“As we engage with museums in a colonial context, we face the reality that historical trauma and contemporary trauma coexist because the result of that ‘hewa’ (sin), the wrongfulness of the original theft, persists,” said Noelle M.K.Y. Kahanu during the German Lost Art Foundation’s conference in Berlin about the return of collection items from colonial contexts. But the seed for their return lies in the moment of their theft, the University of Hawaii scholar said.
The three-day online conference featuring more than 40 scholars and experts from all over the world started with a conciliatory mood, albeit thought-provoking, with words that show how deep the loss of cultural heritage weighs even today.
Over the centuries, a number of objects from Hawaii have found their way to Europe in an illegal context, including sacred objects and human bones.
Only slowly are restitution and repatriation requests yielding results.
In October 2017, the Staatliche Ethnographische Sammlungen Sachsen ethnographic collections restituted human bones to descendants from Hawaii — after 26 years of unsuccessful repatriation requests from the Hawaiian side.

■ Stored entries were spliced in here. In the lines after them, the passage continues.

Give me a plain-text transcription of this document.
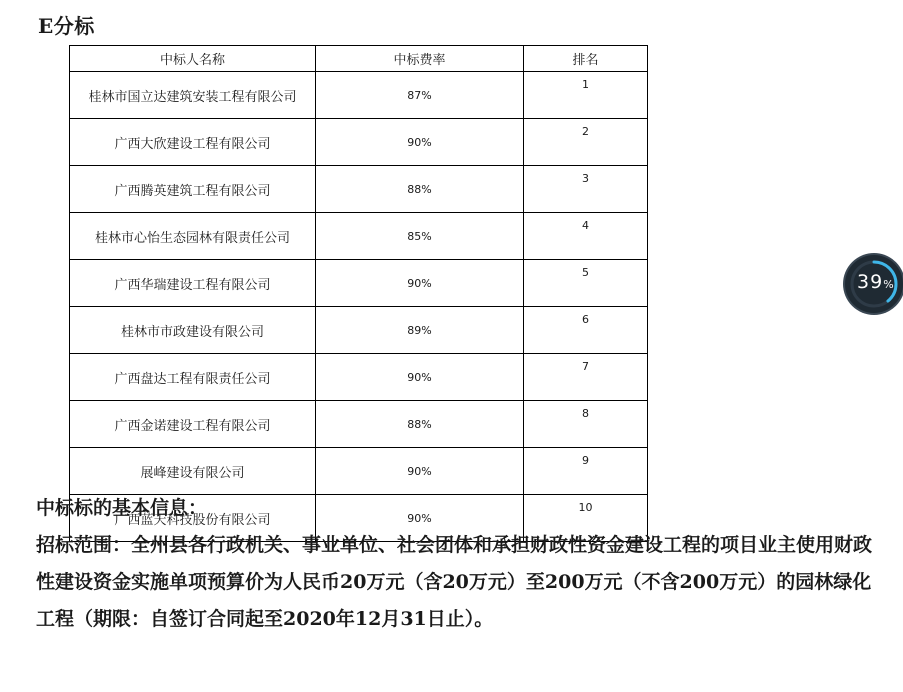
E分标
中标人名称	中标费率	排名
桂林市国立达建筑安装工程有限公司	87%	1
广西大欣建设工程有限公司	90%	2
广西腾英建筑工程有限公司	88%	3
桂林市心怡生态园林有限责任公司	85%	4
广西华瑞建设工程有限公司	90%	5
桂林市市政建设有限公司	89%	6
广西盘达工程有限责任公司	90%	7
广西金诺建设工程有限公司	88%	8
展峰建设有限公司	90%	9
广西蓝天科技股份有限公司	90%	10

中标标的基本信息：

招标范围：全州县各行政机关、事业单位、社会团体和承担财政性资金建设工程的项目业主使用财政性建设资金实施单项预算价为人民币20万元（含20万元）至200万元（不含200万元）的园林绿化工程（期限：自签订合同起至2020年12月31日止）。

39%
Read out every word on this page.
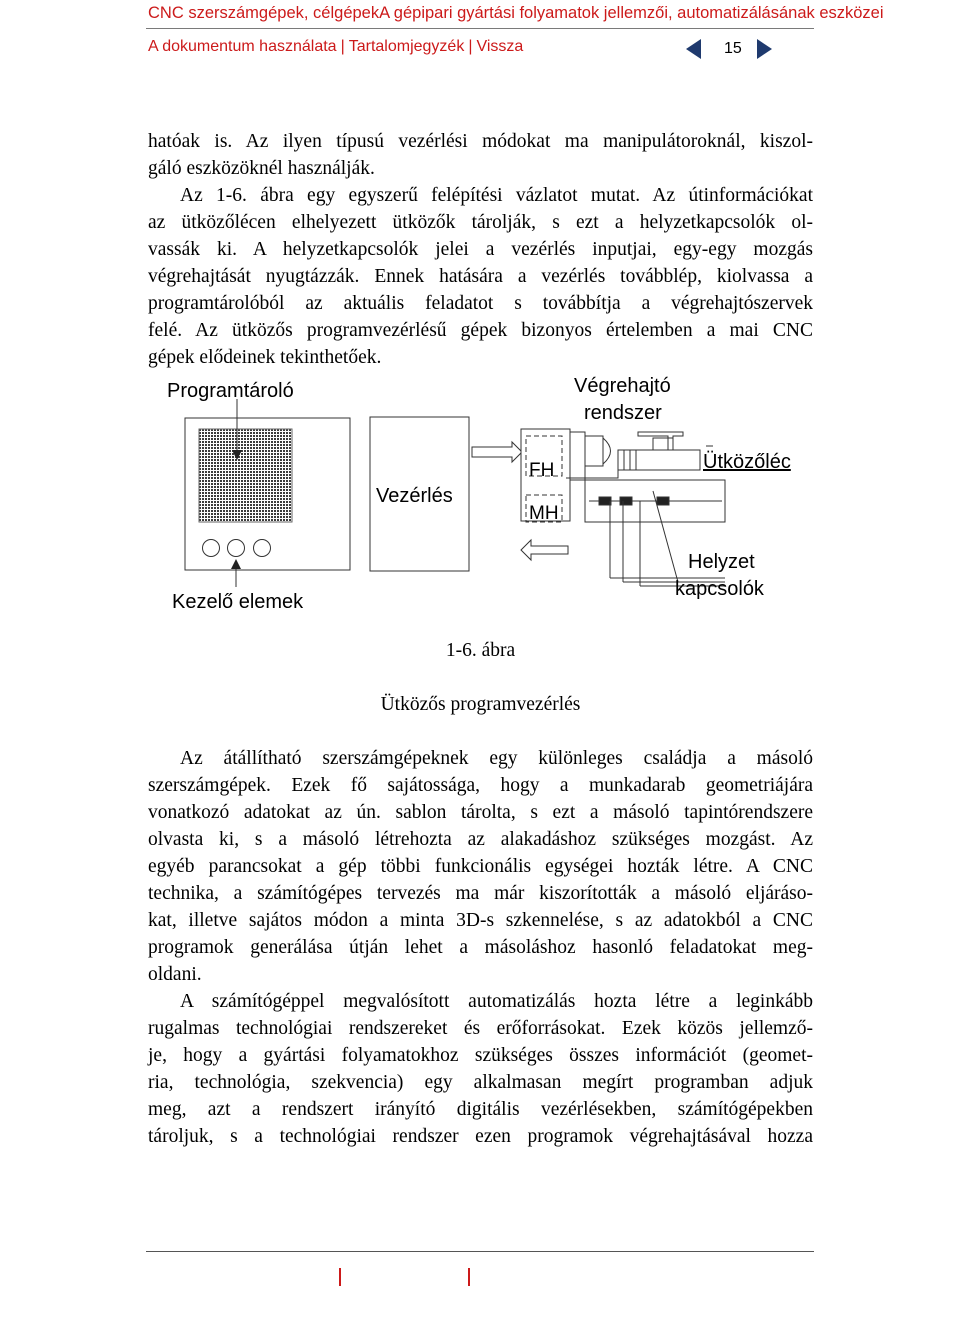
CNC szerszámgépek, célgépekA gépipari gyártási folyamatok jellemzői, automatizálásának eszközei
A dokumentum használata | Tartalomjegyzék | Vissza	15
hatóak is. Az ilyen típusú vezérlési módokat ma manipulátoroknál, kiszol-
gáló eszközöknél használják.
Az 1-6. ábra egy egyszerű felépítési vázlatot mutat. Az útinformációkat
az ütközőlécen elhelyezett ütközők tárolják, s ezt a helyzetkapcsolók ol-
vassák ki. A helyzetkapcsolók jelei a vezérlés inputjai, egy-egy mozgás
végrehajtását nyugtázzák. Ennek hatására a vezérlés továbblép, kiolvassa a
programtárolóból az aktuális feladatot s továbbítja a végrehajtószervek
felé. Az ütközős programvezérlésű gépek bizonyos értelemben a mai CNC
gépek elődeinek tekinthetőek.
Programtároló	Végrehajtó
rendszer
Ütközőléc
Vezérlés
FH
MH
Helyzet
kapcsolók
Kezelő elemek
1-6. ábra
Ütközős programvezérlés
Az átállítható szerszámgépeknek egy különleges családja a másoló
szerszámgépek. Ezek fő sajátossága, hogy a munkadarab geometriájára
vonatkozó adatokat az ún. sablon tárolta, s ezt a másoló tapintórendszere
olvasta ki, s a másoló létrehozta az alakadáshoz szükséges mozgást. Az
egyéb parancsokat a gép többi funkcionális egységei hozták létre. A CNC
technika, a számítógépes tervezés ma már kiszorították a másoló eljáráso-
kat, illetve sajátos módon a minta 3D-s szkennelése, s az adatokból a CNC
programok generálása útján lehet a másoláshoz hasonló feladatokat meg-
oldani.
A számítógéppel megvalósított automatizálás hozta létre a leginkább
rugalmas technológiai rendszereket és erőforrásokat. Ezek közös jellemző-
je, hogy a gyártási folyamatokhoz szükséges összes információt (geomet-
ria, technológia, szekvencia) egy alkalmasan megírt programban adjuk
meg, azt a rendszert irányító digitális vezérlésekben, számítógépekben
tároljuk, s a technológiai rendszer ezen programok végrehajtásával hozza
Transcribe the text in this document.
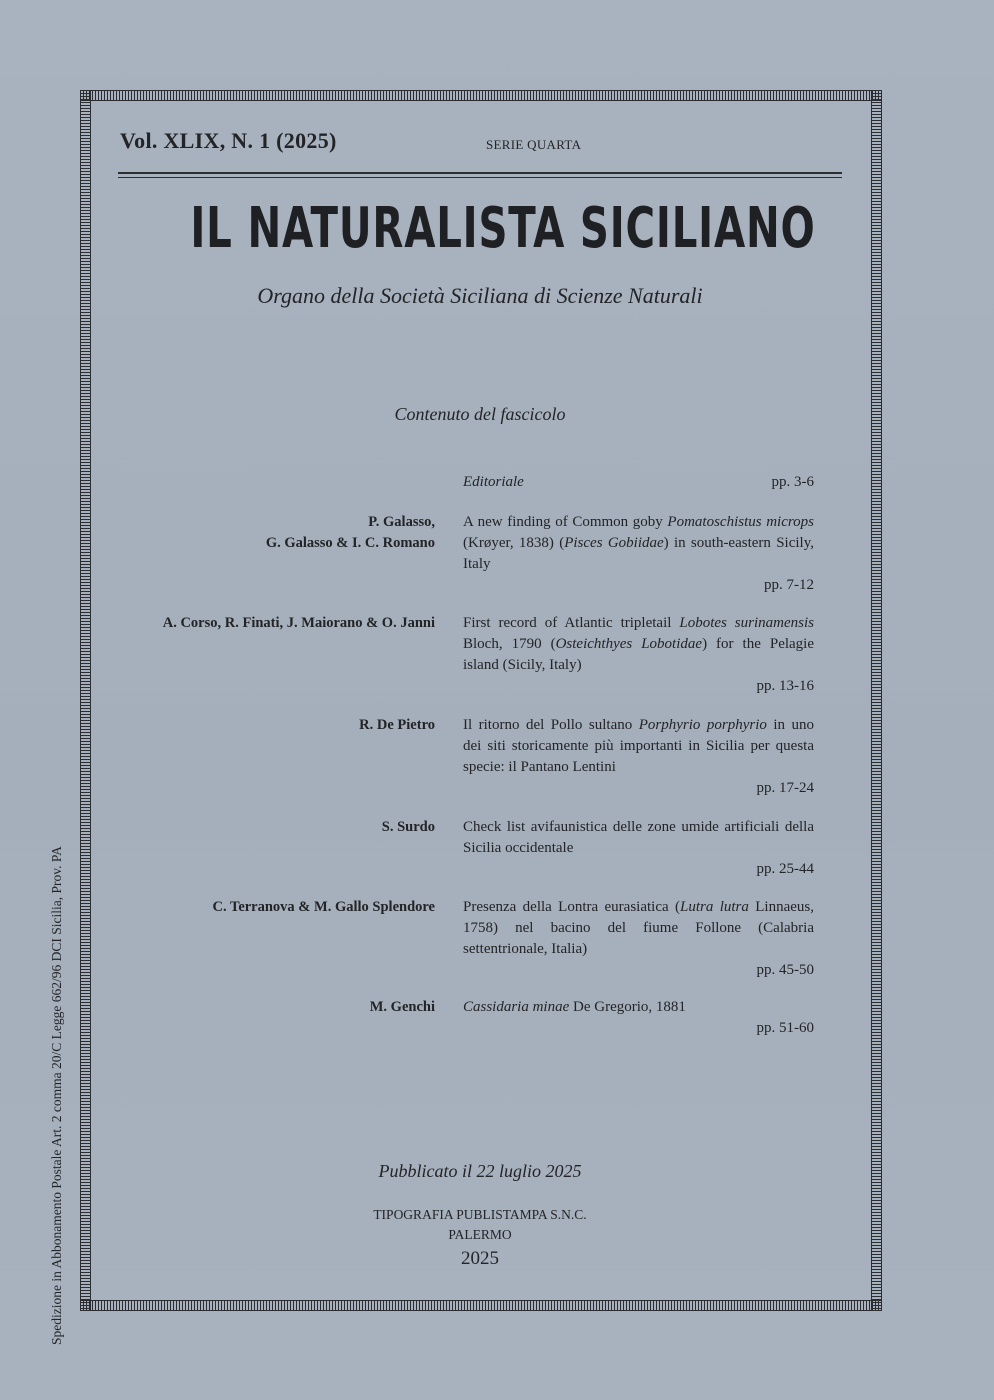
Vol. XLIX, N. 1 (2025)	SERIE QUARTA
IL NATURALISTA SICILIANO
Organo della Società Siciliana di Scienze Naturali
Contenuto del fascicolo
Editoriale	pp. 3-6
P. Galasso,
G. Galasso & I. C. Romano
A new finding of Common goby Pomatoschistus microps (Krøyer, 1838) (Pisces Gobiidae) in south-eastern Sicily, Italy
pp. 7-12
A. Corso, R. Finati, J. Maiorano & O. Janni First record of Atlantic tripletail Lobotes surinamensis Bloch, 1790 (Osteichthyes Lobotidae) for the Pelagie island (Sicily, Italy)
pp. 13-16
R. De Pietro Il ritorno del Pollo sultano Porphyrio porphyrio in uno dei siti storicamente più importanti in Sicilia per questa specie: il Pantano Lentini
pp. 17-24
S. Surdo Check list avifaunistica delle zone umide artificiali della Sicilia occidentale
pp. 25-44
C. Terranova & M. Gallo Splendore Presenza della Lontra eurasiatica (Lutra lutra Linnaeus, 1758) nel bacino del fiume Follone (Calabria settentrionale, Italia)
pp. 45-50
M. Genchi Cassidaria minae De Gregorio, 1881
pp. 51-60
Pubblicato il 22 luglio 2025
TIPOGRAFIA PUBLISTAMPA S.N.C.
PALERMO
2025
Spedizione in Abbonamento Postale Art. 2 comma 20/C Legge 662/96 DCI Sicilia, Prov. PA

The long path to restitution
The participants in the conference, more than 40 scholars specialized in the field, are examining why there are still so many unanswered questions after all these years. The discussions look into the history of the artifacts and their unfair acquisition, trace the disputes between the museums and the societies of origin and discuss what the “homecoming” of human bones or cultural objects can mean for societies.
The debate is very welcome and long overdue, according to Hermann Parzinger, director of the Prussian Cultural Heritage Foundation.
“The question of decolonization is definitely not just a question for museums. It’s a challenge for our entire society and for many other institutions that were also affected by it,” he said at the opening event.
Processing the colonial past
A few “historic milestones” have been reached in coming to terms with German colonial history, said German State Minister for Culture Monika Grütters, listing the return of the whip and the Bible of local folk hero Hendrik Witbooi to Namibia and Germany’s commitment to restitute the so-called Benin bronzes to Nigeria beginning in 2022.
“The matter must and will continue to be a high priority for cultural policy, also and especially here in Germany,” she said at the opening of the conference.
Grütters added that the process of coming to terms with the colonial past is still in its infancy in Germany, both on a political and a social level.
That includes funding of the Magdeburg-based German Lost Art Foundation, which is hosting the conference. So far, the center supports 40 projects with about €4.4 million ($5 million).
One focus of the conference will be the debate surrounding the return of cultural objects from sub-Saharan Africa — 80% to 90% of its cultural heritage is estimated to be in Western museums.
During the colonial era, many pieces were acquired illegally and ended up in European collections. For some years, European museums have shown an awareness for the matter, but it was a long way before Europe was willing to talk about restitution.
As long ago as in the 1870s, Ethiopia demanded restitution, among other things of sacred objects, said Wolbert G.C. Smidt, who teaches at Friedrich Schiller University in the eastern German city of Jena and at Mekelle University in northern Ethiopia.
Only few items were returned, which for Ethiopia “equated de facto to undermining Ethiopian power,” Smidt said.
The lessons to be learned from failed restitution requests will be one of the topics of the conference’s closing event on Friday. It already seems clear that much remains to be done to come to terms with the colonial past.
This article has been translated from German.